CAPÍTULO XLVI
En agosto Frank se enteró por fin de la disposición más o menos definitiva que iba a tener la desviación de la carretera. Los hombres del griego se habían estado moviendo tan queda y eficazmente, que nadie en la ciudad se había enterado de nada. De los ocho propietarios habían conseguido que vendieran solamente tres. Pero con aquello bastaba para llevar adelante los planes. Cuando recibió la llamada telefónica de Clark para que fuera a casa del suegro de éste, salió inmediatamente en el Buick.
Tan pronto como llegó a Springfield fue con el suegro de Clark a la oficina del griego y allí se enteró de que los resultados eran todavía mucho mejores de lo que hubiera podido soñar. Se decidió a dejar toda la tierra a nombre de Frank, porque a los otros no les interesaba figurar por diversas razones.
Cuando salieron de la oficina del griego eran ya las nueve de la noche y había obscurecido. Frank se alojó en el hotel porque sabía que en casa del suegro de Clark se bebería demasiado. De todos modos le prometieron que iría a buscarle un amigo de Clark para que no se aburriera en la ciudad como un forastero.
Aquel amigo resultó ser un tal Eddie Berra, un joven de rostro pequeño e inteligente.
Estuvieron por la ciudad bebiendo en abundancia y buscando a unas amigas, pero en este aspecto la vuelta resultó un completo fracaso.
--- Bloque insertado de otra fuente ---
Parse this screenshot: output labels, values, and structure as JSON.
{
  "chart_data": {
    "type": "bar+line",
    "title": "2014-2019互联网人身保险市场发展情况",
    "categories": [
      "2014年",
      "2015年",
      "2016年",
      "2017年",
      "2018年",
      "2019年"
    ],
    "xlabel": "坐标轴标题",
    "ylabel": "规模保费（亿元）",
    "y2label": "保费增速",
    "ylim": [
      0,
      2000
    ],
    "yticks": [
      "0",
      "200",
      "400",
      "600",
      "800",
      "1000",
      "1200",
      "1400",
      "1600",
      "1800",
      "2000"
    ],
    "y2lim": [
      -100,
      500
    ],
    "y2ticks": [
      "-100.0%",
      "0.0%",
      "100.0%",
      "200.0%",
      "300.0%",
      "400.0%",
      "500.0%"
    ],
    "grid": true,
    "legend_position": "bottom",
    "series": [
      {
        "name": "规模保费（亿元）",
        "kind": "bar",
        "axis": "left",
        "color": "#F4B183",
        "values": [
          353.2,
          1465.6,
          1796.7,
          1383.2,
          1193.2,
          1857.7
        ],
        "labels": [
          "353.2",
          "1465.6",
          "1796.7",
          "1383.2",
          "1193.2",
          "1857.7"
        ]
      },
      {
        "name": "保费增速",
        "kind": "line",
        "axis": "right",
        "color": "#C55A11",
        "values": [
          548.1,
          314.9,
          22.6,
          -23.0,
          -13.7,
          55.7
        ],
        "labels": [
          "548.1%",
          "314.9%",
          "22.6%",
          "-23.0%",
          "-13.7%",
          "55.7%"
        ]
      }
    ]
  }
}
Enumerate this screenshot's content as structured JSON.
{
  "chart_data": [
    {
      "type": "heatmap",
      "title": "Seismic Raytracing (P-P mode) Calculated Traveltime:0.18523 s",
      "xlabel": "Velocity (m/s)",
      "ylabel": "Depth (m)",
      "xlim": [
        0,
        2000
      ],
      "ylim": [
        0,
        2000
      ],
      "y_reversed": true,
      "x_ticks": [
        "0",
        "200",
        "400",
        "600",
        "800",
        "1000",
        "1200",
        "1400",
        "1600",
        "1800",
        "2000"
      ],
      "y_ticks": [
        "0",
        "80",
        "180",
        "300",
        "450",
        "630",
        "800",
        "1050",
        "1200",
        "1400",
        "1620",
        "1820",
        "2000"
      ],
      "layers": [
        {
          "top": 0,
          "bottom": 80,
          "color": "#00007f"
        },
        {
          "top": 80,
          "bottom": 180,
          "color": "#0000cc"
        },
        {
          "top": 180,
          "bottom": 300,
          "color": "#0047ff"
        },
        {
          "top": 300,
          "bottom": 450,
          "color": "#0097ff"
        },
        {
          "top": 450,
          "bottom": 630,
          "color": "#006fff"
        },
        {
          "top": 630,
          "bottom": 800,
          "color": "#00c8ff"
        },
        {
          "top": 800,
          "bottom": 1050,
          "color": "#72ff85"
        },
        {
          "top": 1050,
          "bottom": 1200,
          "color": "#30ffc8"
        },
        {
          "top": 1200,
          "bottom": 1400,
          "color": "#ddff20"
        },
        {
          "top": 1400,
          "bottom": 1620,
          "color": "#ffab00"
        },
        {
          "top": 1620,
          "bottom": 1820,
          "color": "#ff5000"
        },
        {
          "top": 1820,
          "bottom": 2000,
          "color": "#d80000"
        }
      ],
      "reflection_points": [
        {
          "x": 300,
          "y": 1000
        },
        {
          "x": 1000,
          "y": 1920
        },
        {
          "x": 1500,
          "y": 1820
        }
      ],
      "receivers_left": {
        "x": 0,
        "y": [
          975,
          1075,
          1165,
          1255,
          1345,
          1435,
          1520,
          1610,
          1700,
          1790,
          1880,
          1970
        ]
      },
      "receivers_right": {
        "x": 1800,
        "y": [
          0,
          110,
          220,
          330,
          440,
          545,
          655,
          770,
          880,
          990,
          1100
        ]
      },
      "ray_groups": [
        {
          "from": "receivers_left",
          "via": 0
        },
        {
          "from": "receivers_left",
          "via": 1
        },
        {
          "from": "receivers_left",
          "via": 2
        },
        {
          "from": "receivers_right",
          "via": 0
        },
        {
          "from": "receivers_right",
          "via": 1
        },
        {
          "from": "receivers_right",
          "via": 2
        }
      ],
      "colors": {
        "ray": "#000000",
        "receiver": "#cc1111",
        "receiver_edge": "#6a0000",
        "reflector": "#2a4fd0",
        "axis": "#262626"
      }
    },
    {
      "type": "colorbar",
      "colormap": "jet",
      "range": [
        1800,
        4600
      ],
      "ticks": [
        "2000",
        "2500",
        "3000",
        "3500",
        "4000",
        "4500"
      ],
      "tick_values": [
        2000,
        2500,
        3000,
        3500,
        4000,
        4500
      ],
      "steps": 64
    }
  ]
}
¡Mujeres! Mujeres americanas. Nunca juegan limpio. Nunca actúan como se supone que deban actuar las mujeres. Toda su vida había estado bajo la férula de una u otra mujer. Primero su madre, luego su esposa.
Tambaleándose se preparó una bebida y su sentimiento de derrota fue trocándose en excitación, en algo que le empujaba a hacer cosas peligrosas y destructivas. Decidió dar un paseo. Un paseo en la ciudad desconocida a las dos y media de la madrugada.
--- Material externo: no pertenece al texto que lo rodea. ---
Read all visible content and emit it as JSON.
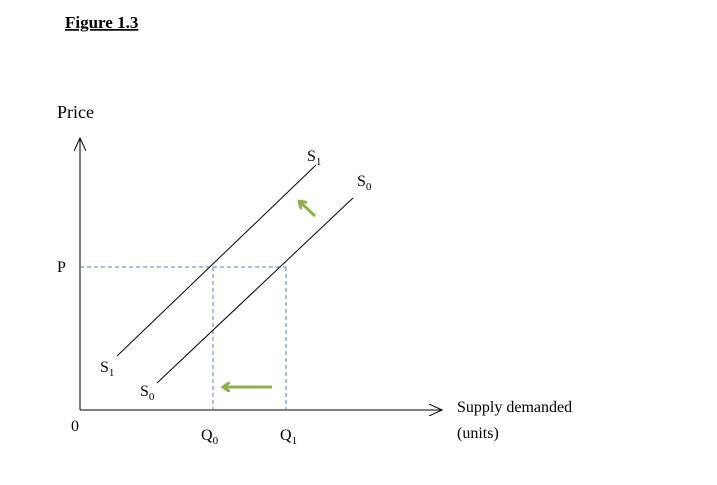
{
  "title": "Figure 1.3",
  "y_axis": {
    "label": "Price",
    "origin": "0",
    "price_level": "P"
  },
  "x_axis": {
    "label_line1": "Supply demanded",
    "label_line2": "(units)",
    "quantities": [
      {
        "base": "Q",
        "sub": "0"
      },
      {
        "base": "Q",
        "sub": "1"
      }
    ]
  },
  "curves": [
    {
      "base": "S",
      "sub": "1"
    },
    {
      "base": "S",
      "sub": "0"
    }
  ]
}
Por alguna razón cuyo sentido no habría sabido explicar, se dejó en el hotel todos sus documentos de identidad. Luego salió del cuarto.
Durante las dos horas siguientes estuvo paseando arriba y abajo por las desiertas calles de Springfield, con el cuerpo excitado y alerta al silencio de la noche y al picante sabor de la aventura. Todo aquel tiempo no habló con un alma viviente. A las cuatro y media regresó de nuevo al hotel y se acostó sin haber visto ni hecho nada.
Cuando el teléfono le despertó a las ocho y media, contestó asustado, convencido todavía de que la noche anterior había hecho algo peligroso.
No era más que el griego, que tenía todos los papeles listos y al que fue a ver nuevamente en su oficina. Después de firmar allí los papeles, volvió al hotel, pagó la cuenta y se metió en el coche para emprender el regreso a casa. Necesitaba ansiosamente estar junto a Agnes.